The results of this analysis should be interpreted in the context of several potential limitations. First, we used a broadened DSM-IV definition of generalized anxiety disorder with a 1-month minimum duration in order to increase the prevalence and maximize our power to estimate model parameters. Although we have previously shown that this modification does not substantively change genetic modeling for generalized anxiety disorder as long as the diagnostic hierarchy with major depression is preserved
(20), we felt it prudent to examine the effects of these changes on the present analyses. Neither increasing the minimal duration to the usual 6 months nor using the narrow DSM-IV criteria produced significantly different results from those presented here. Estimates for r
g and r
e varied somewhat from one analysis to another because of the lower statistical power, but the overall findings remained the same. The same was true when DSM-III-R-associated symptom criteria were substituted for those from DSM-IV. Thus, our findings do not strongly depend upon the definition we chose to use in our analyses.

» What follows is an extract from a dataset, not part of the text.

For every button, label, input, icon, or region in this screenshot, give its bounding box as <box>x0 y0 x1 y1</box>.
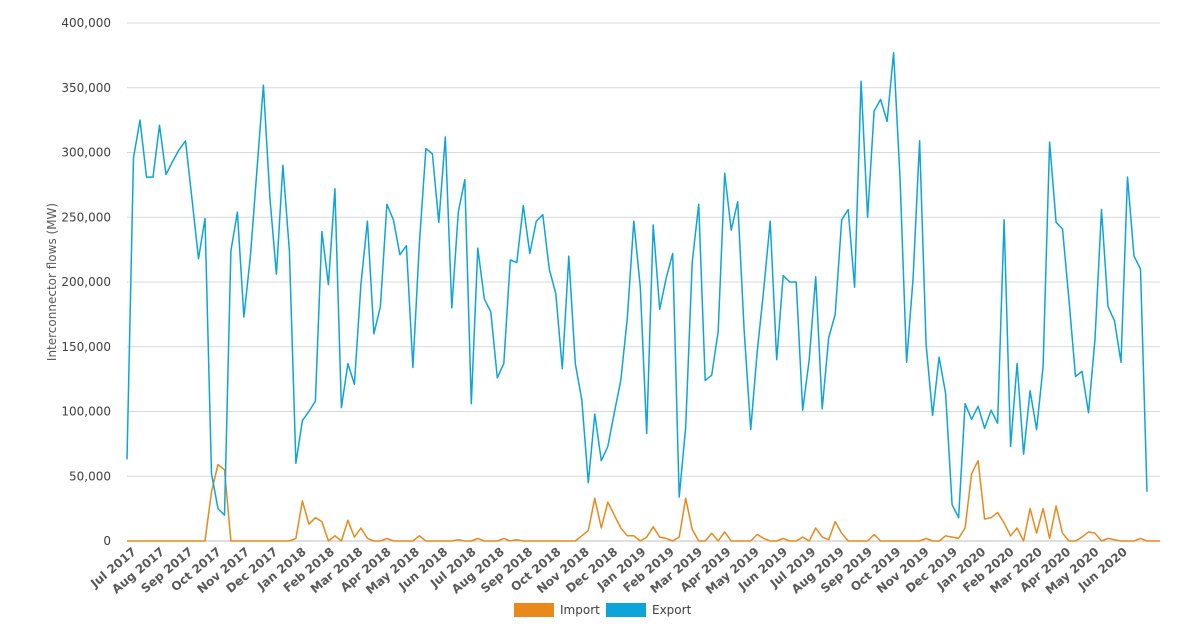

Second, although the genetic correlation between neuroticism and generalized anxiety disorder may be higher in men than women, our sample did not possess the statistical power to confirm this. Thus, despite the size of our sample, we were limited in our ability to detect sex differences in the factors underlying the covariation of neuroticism and generalized anxiety disorder. The finding of gender differences in the genetic correlation, if replicated, may have important implications for identifying genes for generalized anxiety disorder in the two sexes when using neuroticism as an endophenotype.
Third, the findings of this analysis are predicated on the assumptions of the method used, that is, the structural equation modeling of twins. These assumptions include the independence and additivity of the latent variables, the absence of assortative mating, and equal correlation in monozygotic and dizygotic twins for environmental experiences of relevance to the trait under study
(21). If the latter, known as the equal environment assumption, is violated, higher monozygotic similarity could potentially result from increased monozygotic environmental similarity instead of higher genetic similarity. While we have not detected such violations for generalized anxiety disorder in this sample
(20), this cannot be ruled out for neuroticism. Differences in heritability estimates of neuroticism from twin and adoption studies have in the past been attributed to either violations of the equal environment assumption or nonadditive genetic effects
(29), with the latter seeming more likely, given their unambiguous detection in the large twin/family studies cited.
Fourth, neuroticism and lifetime history of generalized anxiety disorder were assessed at one time point, which potentially confounds the effects of individual-specific environment and measurement error, reducing the corresponding estimates of genetic effects. For example, we have found, for major depression in our female-female sample, that improving the diagnostic reliability by reducing error by means of multiple sequential assessments increased the heritability estimate substantially
(30). This measurement “noise” may also have the effect of reducing the correlations between neuroticism and generalized anxiety disorder—in particular, the individual-specific environmental correlation, r
e. Given the low reliability we found for generalized anxiety disorder, this may have a substantial effect on our results. If this is the case, our analysis may have underestimated r
e.
Fifth, because the sample was made up entirely of Caucasians, these results may not generalize to other ethnic groups.